Polyurethane is a substance categorized as a polymer based on its chemical structure. One manufacturers polyurethane by combining a diisocyanate and a diol, two monomers, through a chemical reaction. This makes a basic material whose variations can be stretched, smashed, or scratched, and remain fairly indestructible. Depending on the different diisocyanates and diol or polyol constituents, the resulting polyurethane might take a liquid, foam, or solid form, each with advantages and limitations.

Some polyurethane is categorized as an elastomer. It has elastic properties while maintaining some rigidity, such as in the wheels of a dolly that absorb shock but don't compress too much. It can be extremely flexible when used as a foam insulator in construction or a foam cushion in upholstery. It can be deformed over and over and still maintain its original shape; in other words, it has a structural memory. Elastomers have made our home and work environments warm and comfortable.

Other polyurethane is a thermoplastic that resembles other kinds of plastic, metal, or fiberglass. Thermoplastics are rigid and smooth with a sealed surface impermeable to water. These are used when strength and durability are important, such as in seats at an airport terminal or packaging crates on a truck. Some polymer thermoplastics are difficult to recycle, but they can be reused.

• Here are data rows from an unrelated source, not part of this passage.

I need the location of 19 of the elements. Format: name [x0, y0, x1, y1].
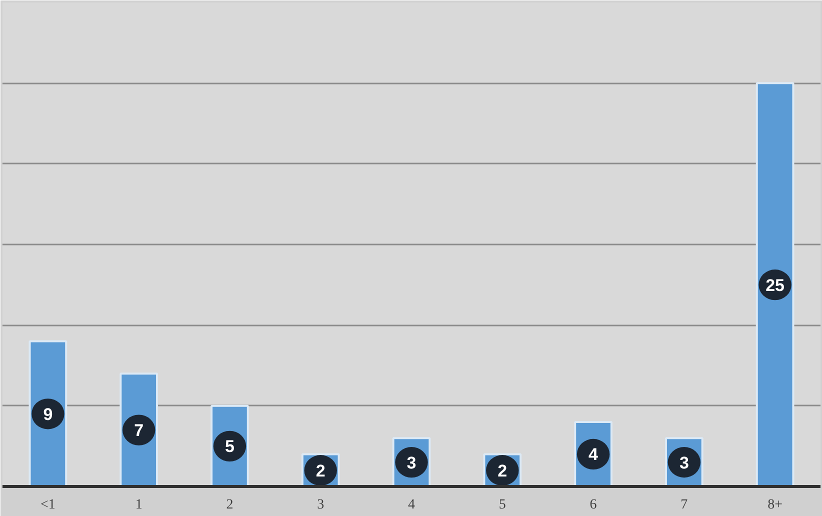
x-tick-label: 3: [317, 498, 324, 512]
data-label: 2: [498, 461, 508, 480]
x-tick-label: 1: [135, 498, 142, 512]
data-label: 25: [766, 276, 785, 295]
data-label: 3: [406, 453, 416, 472]
data-label: 4: [588, 445, 599, 464]
data-label: 2: [316, 461, 326, 480]
data-label: 7: [134, 421, 144, 440]
x-tick-label: 7: [680, 498, 688, 512]
data-label: 3: [679, 453, 689, 472]
data-label: 5: [224, 437, 234, 456]
x-tick-label: 4: [408, 498, 415, 512]
x-tick-label: 2: [226, 498, 234, 512]
x-tick-label: 6: [590, 498, 597, 512]
data-label: 9: [43, 404, 53, 424]
bar: [756, 82, 794, 486]
x-tick-label: 8+: [768, 498, 783, 512]
x-tick-label: <1: [40, 498, 56, 512]
x-tick-label: 5: [498, 498, 506, 512]
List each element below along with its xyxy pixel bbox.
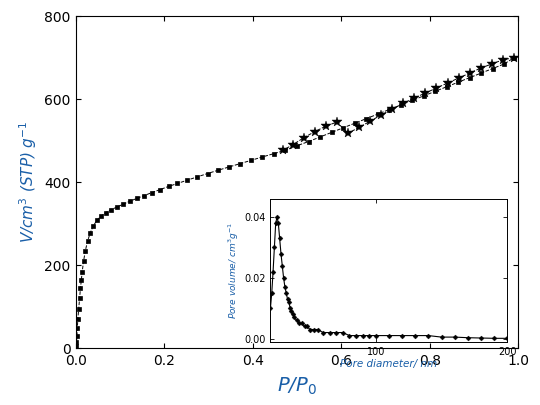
Y-axis label: Pore volume/ cm$^3$g$^{-1}$: Pore volume/ cm$^3$g$^{-1}$ xyxy=(227,222,241,319)
X-axis label: Pore diameter/ nm: Pore diameter/ nm xyxy=(340,359,437,369)
X-axis label: P/P$_0$: P/P$_0$ xyxy=(277,376,317,397)
Y-axis label: V/cm$^3$ (STP) g$^{-1}$: V/cm$^3$ (STP) g$^{-1}$ xyxy=(17,121,39,243)
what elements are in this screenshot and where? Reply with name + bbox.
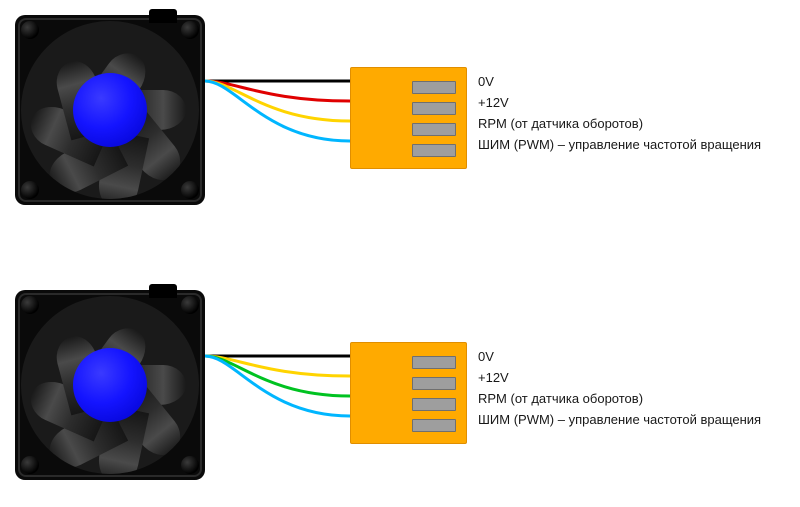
fan-ring bbox=[21, 21, 199, 199]
connector-pin bbox=[412, 102, 456, 115]
pin-label: RPM (от датчика оборотов) bbox=[478, 388, 761, 409]
fan-ring bbox=[21, 296, 199, 474]
wires-svg bbox=[205, 352, 350, 424]
wires bbox=[205, 352, 350, 424]
diagram-row: 0V +12V RPM (от датчика оборотов) ШИМ (P… bbox=[0, 290, 800, 490]
connector-pin bbox=[412, 398, 456, 411]
wire bbox=[205, 356, 350, 416]
wires bbox=[205, 77, 350, 149]
pin-label: RPM (от датчика оборотов) bbox=[478, 113, 761, 134]
connector-pin bbox=[412, 81, 456, 94]
pin-label: ШИМ (PWM) – управление частотой вращения bbox=[478, 409, 761, 430]
pin-label: +12V bbox=[478, 92, 761, 113]
diagram-row: 0V +12V RPM (от датчика оборотов) ШИМ (P… bbox=[0, 15, 800, 215]
connector-icon bbox=[350, 342, 467, 444]
connector-pin bbox=[412, 377, 456, 390]
pin-labels: 0V +12V RPM (от датчика оборотов) ШИМ (P… bbox=[478, 346, 761, 430]
wires-svg bbox=[205, 77, 350, 149]
connector-pin bbox=[412, 123, 456, 136]
pin-labels: 0V +12V RPM (от датчика оборотов) ШИМ (P… bbox=[478, 71, 761, 155]
wire bbox=[205, 81, 350, 141]
pin-label: 0V bbox=[478, 71, 761, 92]
fan-icon bbox=[15, 290, 205, 480]
fan-hub bbox=[73, 348, 147, 422]
connector-pin bbox=[412, 419, 456, 432]
connector-pin bbox=[412, 144, 456, 157]
connector-pin bbox=[412, 356, 456, 369]
pin-label: 0V bbox=[478, 346, 761, 367]
connector-icon bbox=[350, 67, 467, 169]
fan-hub bbox=[73, 73, 147, 147]
pin-label: ШИМ (PWM) – управление частотой вращения bbox=[478, 134, 761, 155]
pin-label: +12V bbox=[478, 367, 761, 388]
fan-icon bbox=[15, 15, 205, 205]
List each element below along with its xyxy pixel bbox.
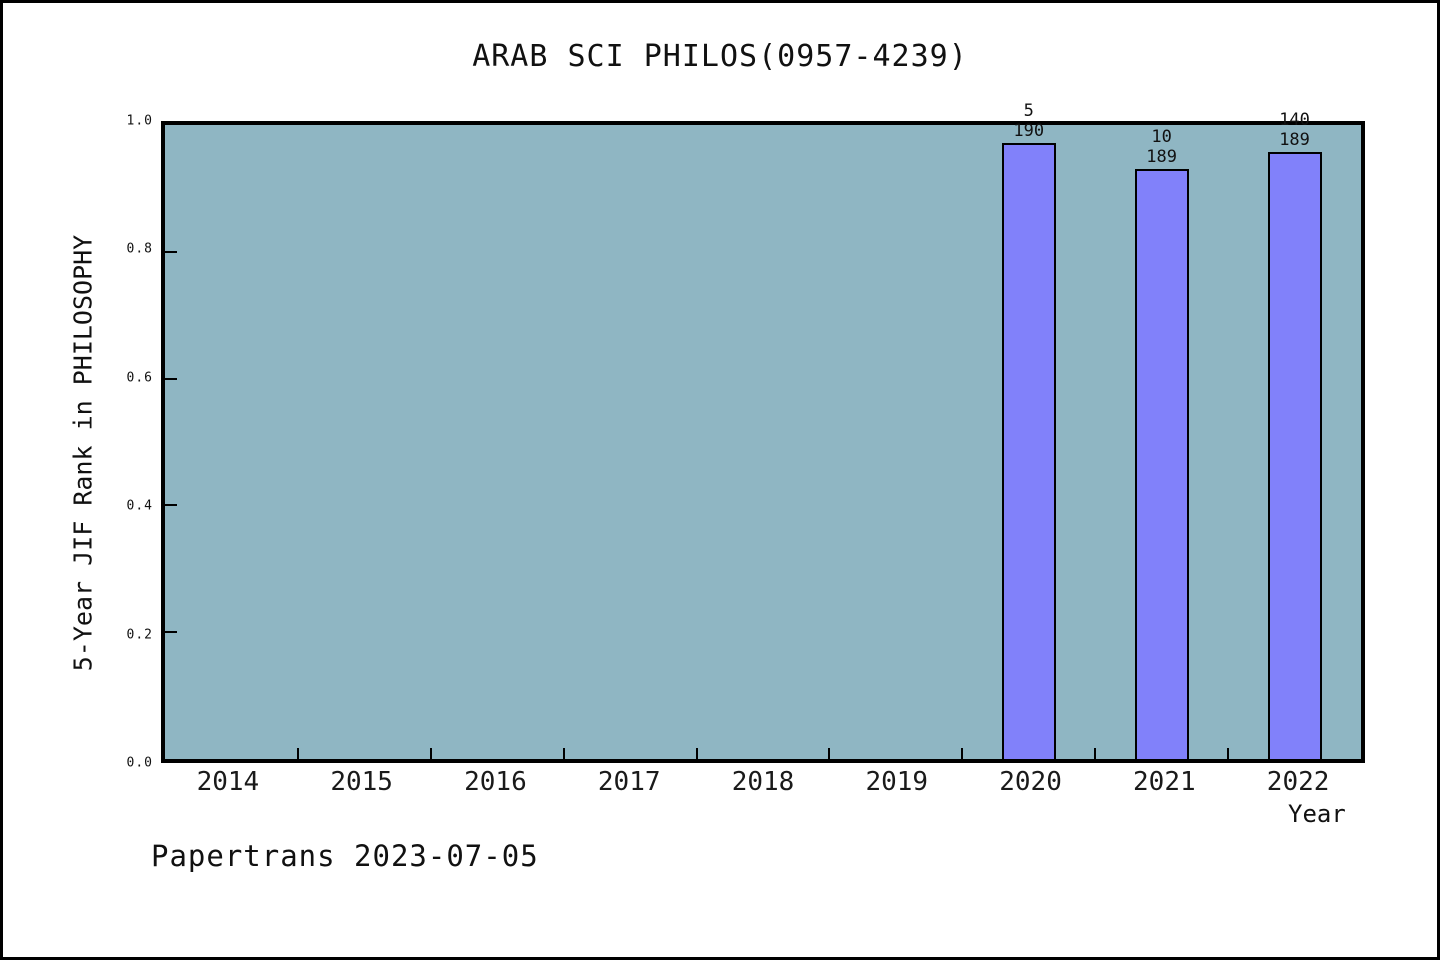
y-tick-mark-0.4: [165, 504, 177, 507]
y-tick-label-0.2: 0.2: [126, 627, 153, 643]
x-tick-mark-8: [1227, 748, 1230, 759]
x-tick-label-2021: 2021: [1133, 767, 1196, 797]
footer-watermark: Papertrans 2023-07-05: [151, 839, 539, 873]
bar-label-rank: 10: [1151, 127, 1172, 148]
y-tick-label-0.6: 0.6: [126, 370, 153, 386]
bar-label-2022: 140 189: [1279, 110, 1310, 150]
bar-label-rank: 140: [1279, 110, 1310, 131]
x-tick-label-2017: 2017: [597, 767, 661, 797]
x-tick-mark-1: [296, 748, 299, 759]
x-axis-tick-labels: 2014 2015 2016 2017 2018 2019 2020 2021 2022: [161, 767, 1365, 801]
x-axis-title: Year: [1288, 800, 1346, 828]
x-tick-label-2020: 2020: [999, 767, 1062, 797]
y-tick-mark-0.8: [165, 250, 177, 253]
bar-label-rank: 5: [1023, 100, 1034, 121]
bar-label-2020: 5 190: [1013, 101, 1044, 141]
bar-2022: [1267, 152, 1322, 759]
bar-label-total: 190: [1013, 120, 1045, 141]
y-tick-label-0.4: 0.4: [126, 498, 153, 514]
bar-label-2021: 10 189: [1146, 127, 1177, 167]
y-tick-label-0.0: 0.0: [126, 755, 153, 771]
plot-area: 5 190 10 189 140 189: [161, 101, 1365, 763]
y-tick-label-1.0: 1.0: [126, 113, 153, 129]
bar-label-total: 189: [1146, 147, 1178, 168]
y-tick-mark-0.6: [165, 377, 177, 380]
x-tick-mark-6: [961, 748, 964, 759]
bar-2021: [1134, 169, 1189, 759]
y-tick-label-0.8: 0.8: [126, 241, 153, 257]
x-tick-mark-7: [1094, 748, 1097, 759]
chart-title: ARAB SCI PHILOS(0957-4239): [472, 39, 968, 74]
x-tick-label-2016: 2016: [464, 767, 527, 797]
x-tick-label-2019: 2019: [865, 767, 929, 797]
bar-label-total: 189: [1279, 130, 1310, 151]
x-tick-label-2014: 2014: [196, 767, 260, 797]
x-tick-mark-2: [429, 748, 432, 759]
x-tick-label-2015: 2015: [330, 767, 393, 797]
x-tick-mark-4: [695, 748, 698, 759]
y-tick-mark-0.2: [165, 631, 177, 634]
y-axis-tick-labels: 0.0 0.2 0.4 0.6 0.8 1.0: [3, 114, 153, 771]
x-tick-label-2018: 2018: [731, 767, 795, 797]
x-tick-label-2022: 2022: [1266, 767, 1330, 797]
bar-2020: [1001, 142, 1056, 759]
x-tick-mark-3: [562, 748, 565, 759]
x-tick-mark-5: [828, 748, 831, 759]
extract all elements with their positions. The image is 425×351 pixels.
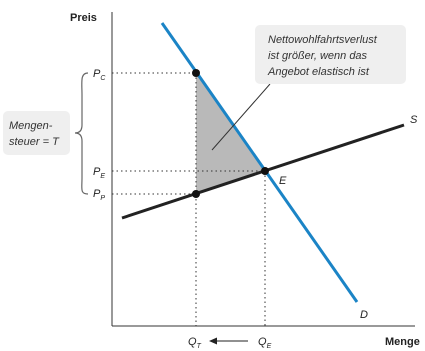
price-label-pc: PC	[93, 68, 106, 82]
callout-line3: Angebot elastisch ist	[267, 66, 370, 78]
price-label-pp: PP	[93, 188, 105, 202]
callout-line2: ist größer, wenn das	[268, 50, 368, 62]
equilibrium-point	[261, 167, 269, 175]
supply-curve-label: S	[410, 114, 418, 126]
price-label-pe: PE	[93, 166, 105, 180]
tax-label-box	[3, 111, 70, 155]
equilibrium-label: E	[279, 175, 287, 187]
pc-point	[192, 69, 200, 77]
tax-label-line1: Mengen-	[9, 120, 53, 132]
callout-box	[255, 25, 406, 84]
quantity-label-qe: QE	[258, 336, 272, 350]
guide-lines	[112, 72, 266, 326]
tax-brace	[74, 72, 89, 195]
quantity-reduction-arrow	[209, 337, 248, 345]
callout-line1: Nettowohlfahrtsverlust	[268, 34, 378, 46]
callout-leader-line	[211, 83, 271, 151]
pp-point	[192, 190, 200, 198]
deadweight-loss-triangle	[196, 73, 265, 194]
x-axis-title: Menge	[385, 336, 420, 348]
y-axis-title: Preis	[70, 12, 97, 24]
tax-label-line2: steuer = T	[9, 136, 60, 148]
demand-curve-label: D	[360, 309, 368, 321]
quantity-label-qt: QT	[188, 336, 202, 350]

We can find polyurethane in every room of our house and practically everywhere we go. Since this material's popularity grew during World War II, the polymer has protected, reinvented, joined, or transported countless items. It seals surfaces like wood, metal, and paint to protect them from rot, corrosion, or fading. As an adhesive, polyurethane resists moisture and heat, so it's ideal for use in the sun or ocean. It insulates walls, temperature-controlled vehicles, and consumer coolers.